Uma boa jogada, mas que mascara a dependência do cinema
junto aos órgãos públicos. Pois, nessa “indústria”,
quase todo dinheiro aplicado decorre dos tais editais.
Passados os créditos “oficiais”, a primeira seqüência
de Irma Vap – O Retorno se dá no cemitério, com
a morte de um produtor teatral. A crítica à dificuldade
de produção agora é feita de maneira mais direta, e
os personagens, bastidores do teatro, comentam sobre
a dificuldade em ganhar dinheiro com essa arte. É evidente
que, após a introdução de Carla Camurati, qualquer associação
com o cinema pode ser feita, e podemos estender essa
dificuldade do teatro para ele. Ainda neste clima fúnebre,
começam algumas especulações sobre um ressurgimento
do teatro, a partir da remontagem de um grande sucesso
do passado, O Mistério de Irma Vap. Mérito de
Carla Camurati que, menos preocupada em levar uma adaptação
da peça para as telas, criou uma nova trama, uma história
independente, em que se aproveita de maneira honesta
do sucesso obtido pela montagem teatral. Assim, a diretora
cria um diálogo entre teatro e cinema, trazendo para
as telas algumas das características do primeiro.
Em determinado momento, referindo-se a Irma Vap,
Darci (um dos muitos personagens de Ney Latorraca) comunica:
“É uma mistura de terror e comédia – um terrir”. E assim
nos insere neste universo que transita entre o assombroso
e o obscuro, tratados com escracho e humor. As opções
de Carla Camurati são bastante inteligentes. Traz para
a tela, num ótimo trabalho de som, algumas das características
do cinema e do teatro burlesco, criando uma interação
com a imagem. A valorização de cada barulho, que se
distancia de qualquer realismo, imprime um tom cômico.
O mesmo non-sense predomina nos demais elementos
do filme, que sempre se aproximam do teatro: as interpretações
supervalorizadas, o cenário que funciona muito mais
como alegoria do que como simulação da realidade, as
maquiagens e figurinos extremamente exagerados, e o
próprio fato de papéis femininos serem interpretados
por homens. Ao mesmo tempo em que dialoga com o teatro,
se aproxima com o cinema de gênero – o já citado “terrir”.
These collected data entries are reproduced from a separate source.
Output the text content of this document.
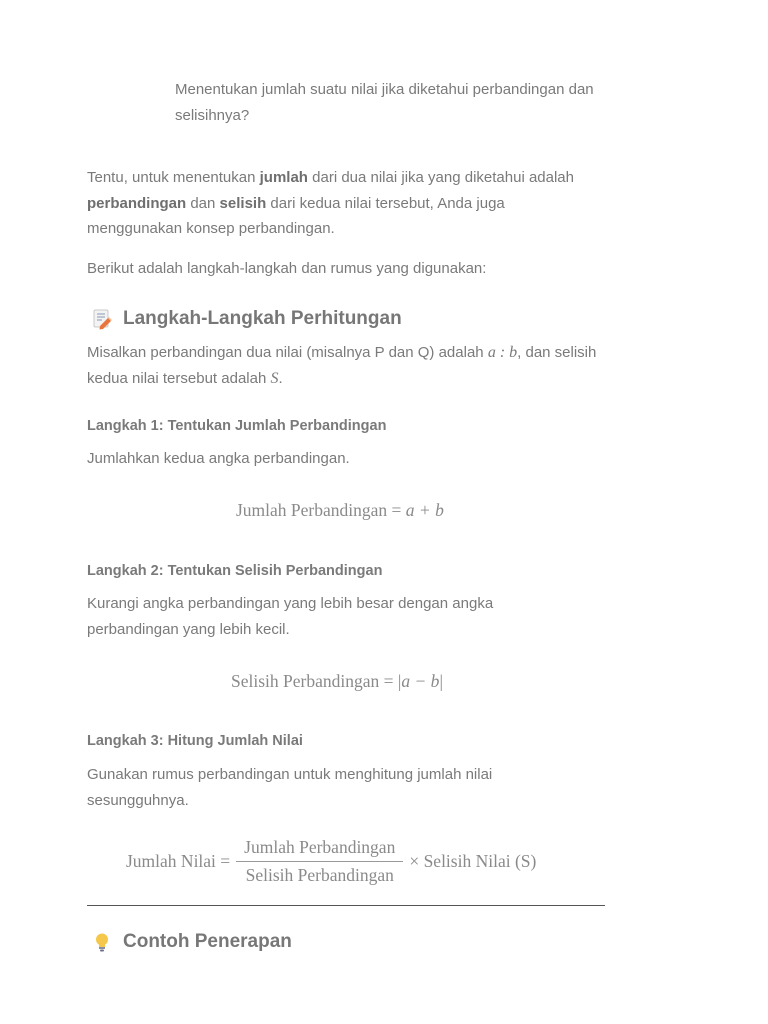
Menentukan jumlah suatu nilai jika diketahui perbandingan dan selisihnya?

Tentu, untuk menentukan jumlah dari dua nilai jika yang diketahui adalah perbandingan dan selisih dari kedua nilai tersebut, Anda juga menggunakan konsep perbandingan.

Berikut adalah langkah-langkah dan rumus yang digunakan:

Langkah-Langkah Perhitungan

Misalkan perbandingan dua nilai (misalnya P dan Q) adalah a : b, dan selisih kedua nilai tersebut adalah S.

Langkah 1: Tentukan Jumlah Perbandingan

Jumlahkan kedua angka perbandingan.

Jumlah Perbandingan = a + b
Langkah 2: Tentukan Selisih Perbandingan

Kurangi angka perbandingan yang lebih besar dengan angka perbandingan yang lebih kecil.

Selisih Perbandingan = |a − b|
Langkah 3: Hitung Jumlah Nilai

Gunakan rumus perbandingan untuk menghitung jumlah nilai sesungguhnya.

Jumlah Nilai = $\frac{\text{Jumlah Perbandingan}}{\text{Selisih Perbandingan}}$ × Selisih Nilai (S)
Contoh Penerapan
Mas apesar de algumas escolhas acertadas, o filme peca
em sua questão principal: não é engraçado. O texto não
ajuda, as tiradas são bastante desinteressantes, não
há qualquer tentativa de ironia, duplas interpretações,
ou mesmo certa inteligência. O que há é um texto qualquer,
que colocado na boca de grandes atores ganha corpo,
e o espectador, já predisposto a se divertir a partir
da imagem emblemática da dupla protagonista, acaba tendo
a impressão da comédia.
O aproveitamento no filme da peça O Mistério de Irma
Vap, ainda que honesto, é totalmente deslocalizado.
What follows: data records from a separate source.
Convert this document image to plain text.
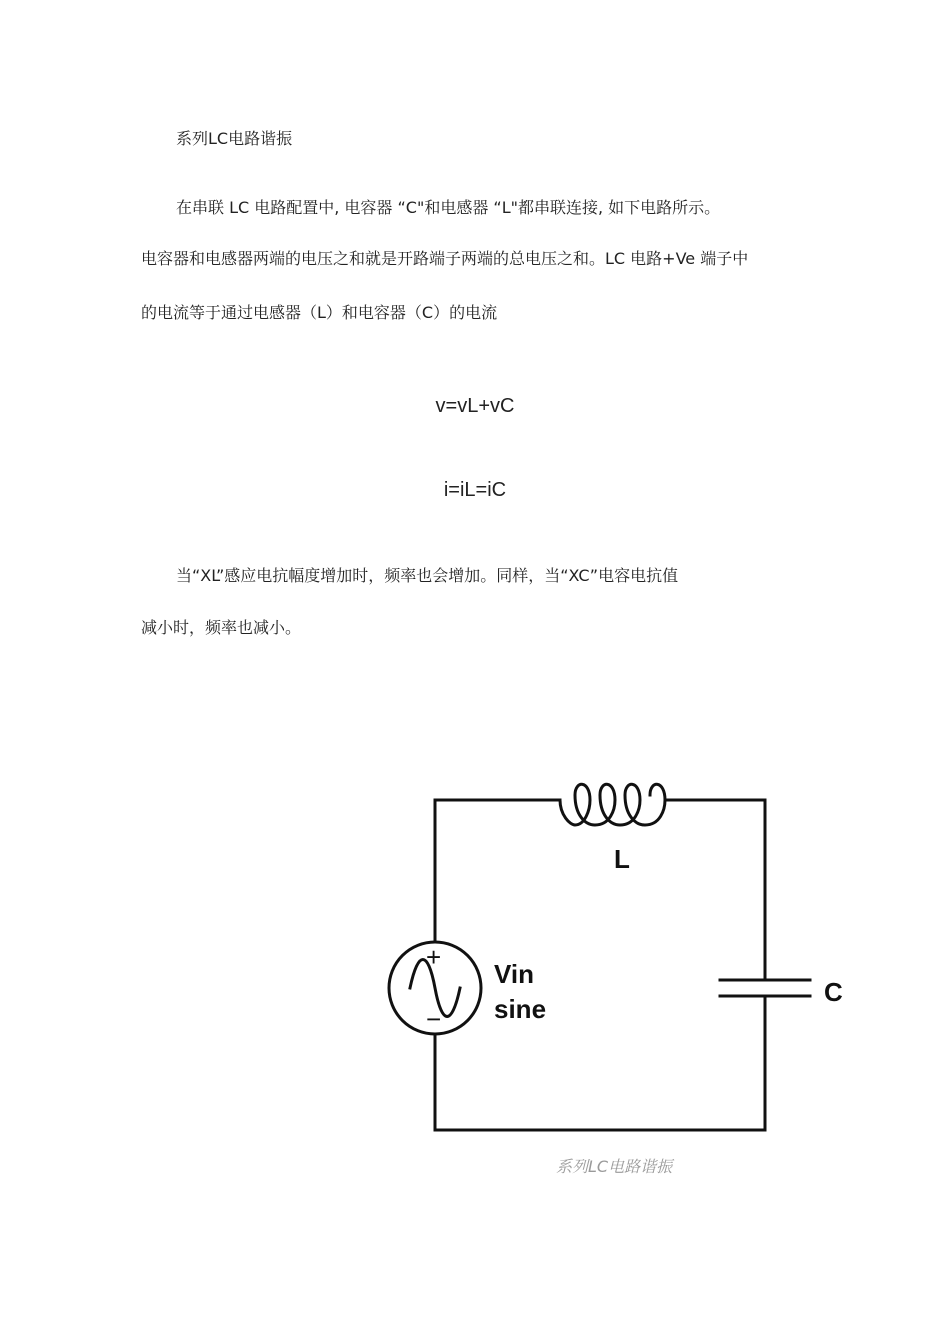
系列LC电路谐振
在串联 LC 电路配置中, 电容器 “C"和电感器 “L"都串联连接, 如下电路所示。
电容器和电感器两端的电压之和就是开路端子两端的总电压之和。LC 电路+Ve 端子中
的电流等于通过电感器（L）和电容器（C）的电流
v=vL+vC
i=iL=iC
当“XL”感应电抗幅度增加时，频率也会增加。同样，当“XC”电容电抗值
减小时，频率也减小。
+
−
L
C
Vin
sine
系列LC电路谐振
Algumas cenas da peça são inseridas em um considerável
intervalo de tempo, sem, no entanto, estabelecer alguma
interação com o restante do filme. Ficam perdidas, não
permitindo que adentremos na obra, deixando somente
um gostinho do que se trata, principalmente apoiado
nas interpretações. E este aproveitamento dos atores
utilizados por Carla Camurati parece também ser uma
crítica aos novos modelos vigentes. Ao longo de Irma
Vap (a peça dentro do filme), os novos atores se
mostram incapazes de trazer a intensidade e agilidade
da interpretação antes conseguida pelos grandes atores.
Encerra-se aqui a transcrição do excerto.